To be clear I don't expect to ever make more than 200 lbs/ft at the crank. And this is a daily driver that I also want to hoon in. That's why I want something more than the stock explody clutch.

Flat flywheel and a stage 1 or 2 organic clutch sounds about right to me. So can I just source a flat flywheel and then put the flat FW clutch kit in and that's it?

Looking at this kit:
https://www.stsmachininginc.com/col...ch-kit-south-bend-clutch-stage-2-daily-driver
 
B230FT clutch is a significant upgrade to the N/A and retains all the reliability of a production piece. You will NEVER make enough torque to compromise it and it's $200.
 
what you'd like is to avoid spec unless you have a fettish for replacing prematurely failed clutches.

Yeah, my 3800 is experiencing that right now. The solid hubbed 6 puck only has a couple thousand miles on it and looks terrible. I'm hoping to go with Clutch Masters next time.

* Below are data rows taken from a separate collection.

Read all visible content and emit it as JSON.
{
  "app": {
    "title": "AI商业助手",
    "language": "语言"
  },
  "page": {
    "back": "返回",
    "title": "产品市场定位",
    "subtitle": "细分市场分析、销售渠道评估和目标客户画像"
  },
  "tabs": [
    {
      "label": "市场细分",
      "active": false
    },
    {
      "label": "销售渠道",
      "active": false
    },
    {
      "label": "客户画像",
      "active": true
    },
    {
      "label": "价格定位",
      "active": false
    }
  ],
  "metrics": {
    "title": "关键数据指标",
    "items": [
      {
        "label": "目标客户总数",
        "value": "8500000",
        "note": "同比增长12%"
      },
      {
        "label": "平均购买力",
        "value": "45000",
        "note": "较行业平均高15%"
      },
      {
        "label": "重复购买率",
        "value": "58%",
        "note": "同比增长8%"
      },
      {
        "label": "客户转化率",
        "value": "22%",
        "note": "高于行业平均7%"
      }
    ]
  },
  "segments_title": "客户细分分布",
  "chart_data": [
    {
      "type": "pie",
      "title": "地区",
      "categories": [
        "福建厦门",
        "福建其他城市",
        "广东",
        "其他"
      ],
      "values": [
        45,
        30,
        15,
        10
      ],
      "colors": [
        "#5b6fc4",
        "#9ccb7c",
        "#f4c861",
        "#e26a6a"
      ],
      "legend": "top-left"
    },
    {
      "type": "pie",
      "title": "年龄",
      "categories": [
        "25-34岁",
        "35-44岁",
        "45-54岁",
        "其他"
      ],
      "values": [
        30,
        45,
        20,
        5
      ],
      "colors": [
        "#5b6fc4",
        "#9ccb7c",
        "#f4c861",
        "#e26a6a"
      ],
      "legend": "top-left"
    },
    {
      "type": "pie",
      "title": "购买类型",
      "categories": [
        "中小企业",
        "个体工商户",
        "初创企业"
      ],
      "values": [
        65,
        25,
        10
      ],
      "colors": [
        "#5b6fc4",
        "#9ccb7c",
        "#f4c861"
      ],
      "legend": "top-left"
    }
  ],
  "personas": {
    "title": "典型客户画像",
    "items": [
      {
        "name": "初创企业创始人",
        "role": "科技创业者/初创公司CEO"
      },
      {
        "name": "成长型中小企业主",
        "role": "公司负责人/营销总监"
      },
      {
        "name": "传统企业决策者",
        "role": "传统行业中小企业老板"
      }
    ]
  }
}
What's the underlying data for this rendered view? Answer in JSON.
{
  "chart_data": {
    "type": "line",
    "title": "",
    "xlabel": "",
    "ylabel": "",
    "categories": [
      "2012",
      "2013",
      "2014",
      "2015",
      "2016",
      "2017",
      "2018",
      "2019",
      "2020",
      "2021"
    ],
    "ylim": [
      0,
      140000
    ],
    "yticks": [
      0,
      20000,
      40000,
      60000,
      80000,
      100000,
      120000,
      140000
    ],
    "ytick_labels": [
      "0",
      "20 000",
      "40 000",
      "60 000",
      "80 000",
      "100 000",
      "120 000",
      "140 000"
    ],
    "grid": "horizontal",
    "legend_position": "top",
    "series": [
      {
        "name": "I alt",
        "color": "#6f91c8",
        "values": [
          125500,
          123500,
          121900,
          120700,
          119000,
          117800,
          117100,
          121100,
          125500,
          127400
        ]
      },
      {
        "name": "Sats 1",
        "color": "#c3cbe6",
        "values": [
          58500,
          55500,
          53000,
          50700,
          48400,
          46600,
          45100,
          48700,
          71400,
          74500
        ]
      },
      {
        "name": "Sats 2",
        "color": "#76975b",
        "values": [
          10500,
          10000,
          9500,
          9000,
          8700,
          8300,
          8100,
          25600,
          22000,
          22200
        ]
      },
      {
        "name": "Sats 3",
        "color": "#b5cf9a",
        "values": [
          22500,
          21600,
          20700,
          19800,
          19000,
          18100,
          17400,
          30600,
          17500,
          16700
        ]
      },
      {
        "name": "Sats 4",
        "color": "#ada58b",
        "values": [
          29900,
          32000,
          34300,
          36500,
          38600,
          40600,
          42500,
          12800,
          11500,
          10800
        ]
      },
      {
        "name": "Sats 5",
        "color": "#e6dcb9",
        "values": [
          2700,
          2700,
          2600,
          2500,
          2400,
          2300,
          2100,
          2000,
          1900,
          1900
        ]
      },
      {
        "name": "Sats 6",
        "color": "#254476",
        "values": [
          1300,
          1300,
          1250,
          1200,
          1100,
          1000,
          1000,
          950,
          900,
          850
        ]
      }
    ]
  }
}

I swear that I'm the only person that has great luck with Spec clutches :e-shrug:
Also, never use a solid hub unless you're racing and are inspecting it often.
 
I never had any issues with the Saab 9000 Aero Spec clutch I had in my 16VT. Held strong at 300 - 350 whp. Not that I put a yuge number of mileso n it, but probably 15K-ish?
 
I swear that I'm the only person that has great luck with Spec clutches :e-shrug:
Also, never use a solid hub unless you're racing and are inspecting it often.

No racing, but the car doesn't get babied either. I inspect it every time I pull a transmission out which is about ever 500 miles. :rofl:
 
I would never use another Spec setup - I went through several versions on my old wagon - after 425AWHP I couldn't keep the nice AP Racing clutch/SM flywheel, it just wouldn't hold. I used Spec stage III with flywheel - sprung, unsprung, made no difference - had wheel hop, chatter, general ****ty performance.
 
B230FT clutch is a significant upgrade to the N/A and retains all the reliability of a production piece. You will NEVER make enough torque to compromise it and it's $200.

I've been running the Sachs K70030-01 for years. (Thanks FCP!)

I got nearly 20k (actually over 20k because my odometer is wrong but whatever) out of my last one, and I was careful not to do any clutch dumping burnout stuff. I put as much as 26psi through it.